Мы выпили. «Рябина на коньяке» растеклась теплом и умиротворенностью.
- Эх, мать честная, - прорвало Саньку. – Гриша, «накаркал». Помнишь, сказал, что охоту эту долго вспоминать буду? Так и есть, буду!..
- Помылся он после охоты, поужинал и сразу уснул, - начала рассказывать Ольга. – Я прибрала его монатки, вынесла на балкон лису, кабанятину с козлятиной обработала...легла – поздно уже было, после полуночи. Вдруг часа в два Шурик страшно закричал. У меня чуть сердце не захолонуло. Что-то: - «Кабан…а-а-а, пошел прочь,..прочь!» - Потом удар и снова крик. Он тут на диване и спал. Ворвалась я в комнату. Сидит мой Шурик на диване, за ногу держится и стонет. Я к нему, - что случилось, - спрашиваю. - Ты чего кричал? – А он ноет и приговаривает: - «Ах, ты ж, мать твою, кабанье рыло!»… - Хочу взять ступню посмотреть – орет, больно ему. И без рентгена вижу – перелом. - Как же так, - спрашиваю, - Сань?
- А дальше так, - оживился Санек. – Снится мне охота и тот проклятущий тоннель. И, будто, как упал я, налетает на меня самый большой секач. Весь взъерошенный, страшный, с пеной на клыках. Приснится же, чудище! Я – орать. А он мою ногу рвет. Пытаюсь отогнать – нет, пуще звереет. Тогда я и размахнулся, по рылу его съездить. А вот оно, рыло, - показал Саня на стену комнаты.

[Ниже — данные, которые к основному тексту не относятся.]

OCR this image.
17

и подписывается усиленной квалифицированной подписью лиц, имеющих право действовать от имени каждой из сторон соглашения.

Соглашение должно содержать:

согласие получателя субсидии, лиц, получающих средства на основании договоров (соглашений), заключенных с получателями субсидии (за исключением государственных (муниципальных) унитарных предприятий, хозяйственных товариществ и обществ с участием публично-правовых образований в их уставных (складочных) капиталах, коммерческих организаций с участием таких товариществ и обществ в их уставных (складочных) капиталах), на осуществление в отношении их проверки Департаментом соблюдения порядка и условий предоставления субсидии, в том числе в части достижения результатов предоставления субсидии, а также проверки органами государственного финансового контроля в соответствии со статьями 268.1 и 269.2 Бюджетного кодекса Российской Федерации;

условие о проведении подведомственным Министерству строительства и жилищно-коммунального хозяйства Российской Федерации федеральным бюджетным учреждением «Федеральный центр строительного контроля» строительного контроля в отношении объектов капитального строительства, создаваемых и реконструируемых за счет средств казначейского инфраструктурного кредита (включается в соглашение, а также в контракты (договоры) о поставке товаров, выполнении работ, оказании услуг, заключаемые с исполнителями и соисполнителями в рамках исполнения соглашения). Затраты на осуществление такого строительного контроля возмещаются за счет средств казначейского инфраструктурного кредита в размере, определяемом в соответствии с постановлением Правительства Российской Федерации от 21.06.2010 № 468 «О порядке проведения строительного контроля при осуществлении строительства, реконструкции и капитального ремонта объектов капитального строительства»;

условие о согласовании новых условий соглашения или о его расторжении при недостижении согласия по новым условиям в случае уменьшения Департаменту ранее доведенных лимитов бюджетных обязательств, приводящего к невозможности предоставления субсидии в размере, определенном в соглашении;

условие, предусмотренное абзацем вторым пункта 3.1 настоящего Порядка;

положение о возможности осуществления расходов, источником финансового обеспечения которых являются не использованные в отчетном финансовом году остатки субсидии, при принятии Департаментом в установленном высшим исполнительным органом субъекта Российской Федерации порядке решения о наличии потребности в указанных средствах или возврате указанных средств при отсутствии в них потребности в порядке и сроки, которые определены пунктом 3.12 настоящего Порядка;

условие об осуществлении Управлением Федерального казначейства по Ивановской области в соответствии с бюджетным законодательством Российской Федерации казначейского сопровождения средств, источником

- Скорую я вызвала, а что врачам сказать - ума не приложу, - продолжила
Ольга. Так он сам поведал. – «Сон, - говорит,- приснился, кошмарный, вот я и… саданул ногой в стенку».
- Врач глаза вытаращил, на напарника смотрит и тихонько так спрашивает: - «Что, сам, в стенку?» - И опять: зырк, зырк - переглядываются. Ну, вроде как, не с мухами ли в голове парень? Повезли. Сделали рентген. Убедились – перелом. Гипсуют, а врач и спроси: - «А снилось-то что, раз так отчаянно врезал?». Шурик отвечает: - «Кабан ногу грыз, так я его по рылу…с размаху!..»
- Ты бы, Вань, видел, что было. Доктор от хохота зеленый стал. Ему самому нашатырь давали. Сестра инструмент уронила. Врач пришел в себя и к Сане: - «Все видел, но чтоб так, по – мазохистски, себе конечности ломали – никогда. Уникальный вы пациент. Это ж как охоту любить надо!? Вас навроде Шарикова студентам показывать следует»…- Потом домой доставили: - «Лежи, - говорят, - охотник! – А вы, хозяйка, диван от стенки отодвиньте, не ровен час, ему медведь привидится. Нога-то, ладно, склеим, а вот дом дорого стоит».
Потрясенный завершением нашей охоты, я, как и ранее Санька, какое-то время молчал. Потом дернулся раз - другой и… «зарыдал», обливаясь слезами, еще, может быть, пуще, чем лечивший его доктор. Разве выравнивали меня не нашатырем, а «рябиной на коньяке»…
С этой охоты Санёк в угодьях не хулиганил. Вот, что значит кабаны! Серьезные звери – враз мужика перевоспитали. Но охоту он любил, как и прежде. Только отношение к ней стало иным, правильным.